Contract employment in the professional sector is growing across Asia, and recruiters from Beijing to Singapore say that a more eager workforce paired with mounting demand from employers for short-term labour is giving companies and workers in the region an increasingly competitive edge in the global professional job scene.
Temporary jobs in East Asia cities are starting to attract more candidates for more project-based offers, sweetened by the esteem of working for big multinational names.
"There's a cultural cringe that is slowing it down ... but over time, it will become accepted," said Andrew Banks, founder and chairman of HR and recruitment firm Talent2.
According to Korea Labor Institute statistics as of August 2010, the amount of non-regular workers in South Korea has nearly doubled since 2002, accounting for 33.4 per cent of the country's 17.05 million workers, up from 27.4 per cent.
Available numbers for the professional sector show there is still a low temporary to permanent jobs ratio in Asia.

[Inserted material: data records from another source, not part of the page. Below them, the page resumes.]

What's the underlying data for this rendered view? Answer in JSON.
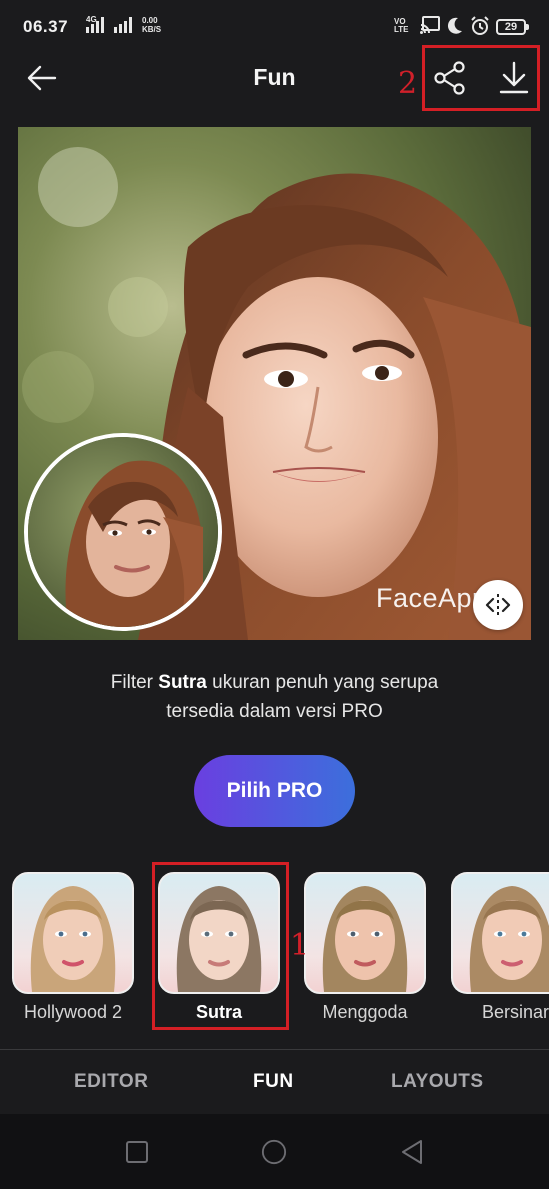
{
  "status_bar": {
    "time": "06.37",
    "network_type": "4G",
    "net_speed_value": "0.00",
    "net_speed_unit": "KB/S",
    "volte_top": "VO",
    "volte_bottom": "LTE",
    "battery": "29"
  },
  "app_bar": {
    "title": "Fun",
    "annotation": "2"
  },
  "photo": {
    "watermark": "FaceApp"
  },
  "description": {
    "prefix": "Filter ",
    "filter_name": "Sutra",
    "line1_suffix": " ukuran penuh yang serupa",
    "line2": "tersedia dalam versi PRO"
  },
  "pro_button": {
    "label": "Pilih PRO"
  },
  "filters": [
    {
      "label": "Hollywood 2",
      "selected": false
    },
    {
      "label": "Sutra",
      "selected": true
    },
    {
      "label": "Menggoda",
      "selected": false
    },
    {
      "label": "Bersinar",
      "selected": false
    }
  ],
  "filter_annotation": "1",
  "tabs": [
    {
      "label": "EDITOR",
      "active": false
    },
    {
      "label": "FUN",
      "active": true
    },
    {
      "label": "LAYOUTS",
      "active": false
    }
  ],
  "colors": {
    "background": "#1b1b1d",
    "annotation_red": "#d41f25",
    "pro_gradient_start": "#6a3fe0",
    "pro_gradient_end": "#3c6fdc"
  },
  "icons": {
    "back": "arrow-left-icon",
    "share": "share-icon",
    "download": "download-icon",
    "compare": "compare-arrows-icon"
  }
}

But evidence shows that both employers and professionals have turned more to contracting since the global financial crisis erupted in the wake of the Lehman Brothers collapse in 2008.

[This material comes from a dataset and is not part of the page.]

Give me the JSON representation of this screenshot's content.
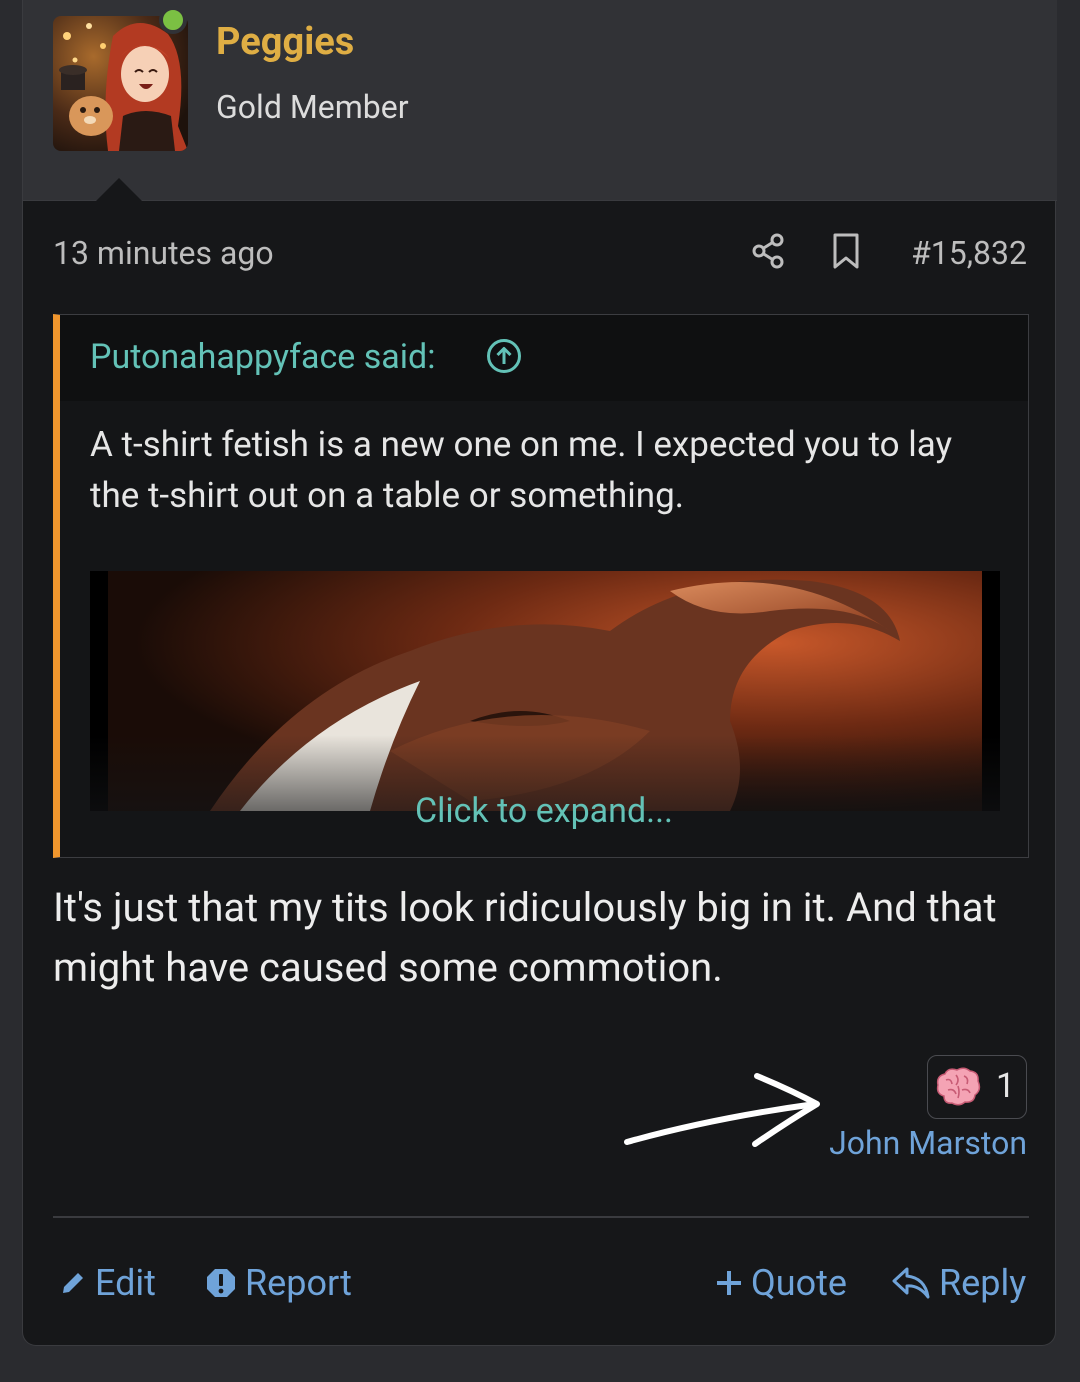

Current contract employment uptake in Hong Kong for recruitment firm Robert Walters is 15 per cent against permanent employment, up from zero in 2008.

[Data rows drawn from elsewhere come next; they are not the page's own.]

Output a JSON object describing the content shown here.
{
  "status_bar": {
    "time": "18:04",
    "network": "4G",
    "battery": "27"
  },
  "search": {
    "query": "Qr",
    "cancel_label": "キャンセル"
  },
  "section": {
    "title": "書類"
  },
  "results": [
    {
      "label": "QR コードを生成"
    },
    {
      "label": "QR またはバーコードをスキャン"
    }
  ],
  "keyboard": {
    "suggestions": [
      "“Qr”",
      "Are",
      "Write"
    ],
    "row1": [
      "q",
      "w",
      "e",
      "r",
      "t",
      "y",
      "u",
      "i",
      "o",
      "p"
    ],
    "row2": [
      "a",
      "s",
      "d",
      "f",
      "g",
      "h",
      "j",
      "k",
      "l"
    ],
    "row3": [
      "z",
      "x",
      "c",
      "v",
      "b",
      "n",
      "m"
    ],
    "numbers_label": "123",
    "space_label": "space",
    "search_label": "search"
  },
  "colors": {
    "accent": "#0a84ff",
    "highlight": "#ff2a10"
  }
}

"Prior to the financial crisis, there was almost no contract market in Hong Kong at the professional level," said Sommer Owens, Hong Kong's manager for contracts at Robert Walters, which brought its contracting desk to Hong Kong in 2009.
Contract work in project-based jobs now spans the banking, financial services, construction, consulting and, in particular, IT industries.
"We for example had 30 people in Macau, recruiting 4,500 people for a casino, in just nine months following the planning phase and once the work was done the client was able to take over the process themselves," Banks said.